A man in tactical gear sits in his van, a loaded pistol resting on his nervously bouncing knee. Three other men are with him, all armed and staking out a police station. Inside are eight kilos of cocaine confiscated from a drug lord named Adama (Eriq Ebouaney) and he has sent his men to take it back. This tense and well-shot opening is the best scene in the new French action thriller “Earth and Blood”. The scene teases a tough and gritty crime story. Instead we get a surprisingly thin action flick that runs out of ideas despite barely clocking in at 80 minutes.
The film’s biggest asset is Sami Bouajila’s rock solid lead performance. He plays Saïd, a strong silent type who runs a struggling sawmill left to him by his father-in-law. He lives onsite with his hearing-impaired daughter Sarah (Sofia Lesaffre). One of his employees is Yanis (Samy Seghir), a troubled teen out on parole and trying to get his life together. Yanis’ half-brother is Medhi (Redouanne Harjane), one of the gang members from the opening police station scene. Do you follow me so far?

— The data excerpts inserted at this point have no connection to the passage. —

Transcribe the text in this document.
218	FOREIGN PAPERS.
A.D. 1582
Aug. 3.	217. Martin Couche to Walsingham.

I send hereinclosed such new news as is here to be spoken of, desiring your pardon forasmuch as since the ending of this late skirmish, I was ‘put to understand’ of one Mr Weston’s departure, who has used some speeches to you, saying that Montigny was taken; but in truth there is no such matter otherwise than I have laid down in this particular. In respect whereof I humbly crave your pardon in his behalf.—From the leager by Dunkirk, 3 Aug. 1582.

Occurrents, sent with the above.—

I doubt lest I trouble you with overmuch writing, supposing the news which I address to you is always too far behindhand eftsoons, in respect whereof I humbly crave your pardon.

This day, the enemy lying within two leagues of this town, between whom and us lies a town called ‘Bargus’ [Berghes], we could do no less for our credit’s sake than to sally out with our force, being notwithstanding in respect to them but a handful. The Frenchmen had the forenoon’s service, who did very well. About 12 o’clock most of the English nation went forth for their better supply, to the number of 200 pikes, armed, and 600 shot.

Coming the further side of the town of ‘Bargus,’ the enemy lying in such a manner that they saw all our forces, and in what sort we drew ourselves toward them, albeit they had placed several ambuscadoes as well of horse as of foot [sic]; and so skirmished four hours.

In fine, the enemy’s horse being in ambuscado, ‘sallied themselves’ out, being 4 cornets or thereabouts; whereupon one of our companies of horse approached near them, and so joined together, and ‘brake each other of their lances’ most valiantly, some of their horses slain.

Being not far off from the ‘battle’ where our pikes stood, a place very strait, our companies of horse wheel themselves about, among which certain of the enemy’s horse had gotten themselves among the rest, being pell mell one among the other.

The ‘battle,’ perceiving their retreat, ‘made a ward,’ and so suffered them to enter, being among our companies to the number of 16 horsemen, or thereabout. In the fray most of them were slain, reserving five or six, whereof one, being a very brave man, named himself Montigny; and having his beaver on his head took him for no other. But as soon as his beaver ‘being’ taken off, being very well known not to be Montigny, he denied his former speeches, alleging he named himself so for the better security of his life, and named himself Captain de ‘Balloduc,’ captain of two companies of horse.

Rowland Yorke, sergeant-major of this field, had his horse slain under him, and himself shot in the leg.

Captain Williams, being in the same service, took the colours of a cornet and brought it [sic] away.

It turns out Medhi isn’t the sharpest knife in the drawer. He manages to retrieve the drugs but instead of returning them to the drug lord he decides to keep the eight kilos and sell it himself. Brilliant. I mean if the Adama was willing to knock off a police station to get his cocaine back surely he would after one of his goons who double-crossed him. Nonetheless Medhi coerces Yanis to take the getaway car (with the coke in the trunk) and hide it at the sawmill.
Obviously the plan doesn’t pan out. Saïd finds the stashed dope and knows Adama will be coming for it. The film’s second half is basically one long scene – Adama and his henchmen armed with AK-47s hunting Saïd around the sawmill which he knows like the back of his hand. At the same time he entrusts Yanis with getting his daughter to safety. Easier said than done.
All of that sounds great and you can see the ingredients for a good action movie stew. But director and co-writer Julien Leclercq never gets things above room temperature. There’s no sizzle, no tension, no excitement past that opening sequence. The entire film is shot well and it makes great use of location. But everything is so by-the-book and the action (which is the film’s bread and butter) lacks spark. It doesn’t help that the characters are sketched so thin. We get a couple of early scenes attempting to add depth to Saïd but nothing is really done past that. And outside of one lone instance, any potentially compelling use of Sarah’s deafness never comes into play.
I love that Netflix is reaching out and bringing in films from all over the globe. The international diversity in their portfolio is great to see. “Earth and Blood” had all the markings of a cool French cinema addition and to be honest, there are worse ways to spend 80 minutes. Leclercq knows his way around with the camera and Bouajila’s sturdy lead performance provides us with somewhat of a rooting interest. But so much of its story seems to be missing and its characters never get the depth they desperately need.